Imagine you are given a video of a 2k by 2k grid of bounded game of life (I'm not sure this is a standard notion, but I mean that the 2kx2k grid is surrounded by cells that are always forced to be dead), that has been downsampled 2x2 with max. So a 2x2 patch becomes 1 if there is a live cell in it, and 0 if all are dead. For example.
101000
001000
010111
000001
000001
000001
becomes
110
111
001
Let's say the algorithm has been ran for T timesteps. Is there a polynomial-time algorithm (k and T) for finding out whether the video you've been given is consistent with some game of life carried out faithfully?
So if the original game is 2x4, and you receive 00, 00, 00.
The answer is obviously YES. Just take the game with no living cells.
If you receive 01, 10, 01, 10, the answer is NO. It is impossible. Because there is no way for new live cells to appear in the leftmost 2x2 patch, if all of them are currently dead.

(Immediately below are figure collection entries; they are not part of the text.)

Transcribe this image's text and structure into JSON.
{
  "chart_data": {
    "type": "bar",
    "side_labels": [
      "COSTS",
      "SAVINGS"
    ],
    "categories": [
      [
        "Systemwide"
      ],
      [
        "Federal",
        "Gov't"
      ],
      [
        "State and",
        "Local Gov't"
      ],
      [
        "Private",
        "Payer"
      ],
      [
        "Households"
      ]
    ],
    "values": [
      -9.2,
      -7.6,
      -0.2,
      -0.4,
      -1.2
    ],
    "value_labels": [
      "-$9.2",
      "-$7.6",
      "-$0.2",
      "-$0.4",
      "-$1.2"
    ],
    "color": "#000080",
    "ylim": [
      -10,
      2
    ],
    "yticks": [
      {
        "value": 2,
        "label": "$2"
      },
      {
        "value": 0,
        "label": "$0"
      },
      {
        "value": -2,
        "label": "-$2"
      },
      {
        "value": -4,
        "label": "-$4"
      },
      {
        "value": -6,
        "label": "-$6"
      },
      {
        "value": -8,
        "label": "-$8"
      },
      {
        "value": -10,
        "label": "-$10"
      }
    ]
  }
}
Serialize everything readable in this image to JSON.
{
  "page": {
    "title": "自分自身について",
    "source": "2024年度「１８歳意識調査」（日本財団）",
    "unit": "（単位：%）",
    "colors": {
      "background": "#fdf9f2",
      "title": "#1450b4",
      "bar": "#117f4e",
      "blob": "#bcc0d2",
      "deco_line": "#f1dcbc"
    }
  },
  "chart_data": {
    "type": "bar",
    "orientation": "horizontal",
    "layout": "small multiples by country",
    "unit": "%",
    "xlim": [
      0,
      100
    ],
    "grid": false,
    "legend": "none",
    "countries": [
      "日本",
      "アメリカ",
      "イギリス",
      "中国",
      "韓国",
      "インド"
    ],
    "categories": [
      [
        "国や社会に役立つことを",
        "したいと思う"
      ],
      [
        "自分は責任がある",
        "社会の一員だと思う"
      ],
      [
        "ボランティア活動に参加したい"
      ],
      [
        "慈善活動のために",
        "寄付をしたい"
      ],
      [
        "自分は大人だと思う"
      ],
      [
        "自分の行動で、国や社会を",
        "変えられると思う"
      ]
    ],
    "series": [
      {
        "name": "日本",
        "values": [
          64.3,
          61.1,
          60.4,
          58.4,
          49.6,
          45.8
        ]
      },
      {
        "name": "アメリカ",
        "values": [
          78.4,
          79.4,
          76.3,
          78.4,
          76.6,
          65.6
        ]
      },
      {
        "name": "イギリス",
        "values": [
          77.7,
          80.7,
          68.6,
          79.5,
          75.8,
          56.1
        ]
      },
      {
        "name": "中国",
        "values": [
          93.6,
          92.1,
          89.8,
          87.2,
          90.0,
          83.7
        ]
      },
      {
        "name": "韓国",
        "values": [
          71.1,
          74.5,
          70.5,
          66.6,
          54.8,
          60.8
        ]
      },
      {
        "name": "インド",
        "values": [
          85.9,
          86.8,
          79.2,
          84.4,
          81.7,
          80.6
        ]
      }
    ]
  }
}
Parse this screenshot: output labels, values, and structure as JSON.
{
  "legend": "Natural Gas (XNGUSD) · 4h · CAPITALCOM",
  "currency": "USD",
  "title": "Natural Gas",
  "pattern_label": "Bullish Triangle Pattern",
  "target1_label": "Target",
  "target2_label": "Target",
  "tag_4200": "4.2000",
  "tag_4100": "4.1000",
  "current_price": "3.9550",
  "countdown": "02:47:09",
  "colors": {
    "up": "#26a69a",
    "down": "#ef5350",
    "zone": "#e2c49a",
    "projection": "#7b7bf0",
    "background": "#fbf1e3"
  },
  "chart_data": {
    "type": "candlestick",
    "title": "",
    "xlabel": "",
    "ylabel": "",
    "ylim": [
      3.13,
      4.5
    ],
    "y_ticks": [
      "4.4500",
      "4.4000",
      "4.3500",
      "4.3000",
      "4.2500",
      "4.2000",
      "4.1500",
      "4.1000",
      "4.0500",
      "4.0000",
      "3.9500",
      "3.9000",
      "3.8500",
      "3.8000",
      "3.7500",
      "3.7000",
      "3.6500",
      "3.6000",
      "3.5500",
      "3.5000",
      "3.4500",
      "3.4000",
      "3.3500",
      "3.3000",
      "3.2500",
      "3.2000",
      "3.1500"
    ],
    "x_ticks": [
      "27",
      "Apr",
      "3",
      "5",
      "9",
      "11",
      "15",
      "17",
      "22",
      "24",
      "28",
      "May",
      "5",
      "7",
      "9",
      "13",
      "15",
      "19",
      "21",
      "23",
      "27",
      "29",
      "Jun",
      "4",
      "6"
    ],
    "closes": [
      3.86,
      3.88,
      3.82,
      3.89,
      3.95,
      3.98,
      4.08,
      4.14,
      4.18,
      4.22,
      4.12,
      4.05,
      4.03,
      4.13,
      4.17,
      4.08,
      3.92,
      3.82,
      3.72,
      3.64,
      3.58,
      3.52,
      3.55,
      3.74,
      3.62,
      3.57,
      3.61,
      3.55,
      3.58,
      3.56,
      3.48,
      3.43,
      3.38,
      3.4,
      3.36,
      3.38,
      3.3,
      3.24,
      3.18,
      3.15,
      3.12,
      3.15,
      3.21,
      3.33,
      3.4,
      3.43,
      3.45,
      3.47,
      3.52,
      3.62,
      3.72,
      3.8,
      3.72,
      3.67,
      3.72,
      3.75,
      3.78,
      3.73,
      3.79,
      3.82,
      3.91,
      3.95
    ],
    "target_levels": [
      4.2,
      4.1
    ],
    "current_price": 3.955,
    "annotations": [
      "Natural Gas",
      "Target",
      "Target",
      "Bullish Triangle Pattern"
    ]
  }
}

I'm 80% sure the answer is NO, seems to me the only general way to check is by iterating over all possible starting states, running the simulation for T timesteps, and checking if the downscaled version ever contradicts what you've been given. This would have exponential complexity $O(T k^2 2^{k^2})$. Game of life is quite general. If you make the patches big enough, you could put complicated things in each patch. However, I'm not sure. I'm also curious if this differs if you instead downscale using maximum, you downscale by getting the number of living cells of each 2x2 patch.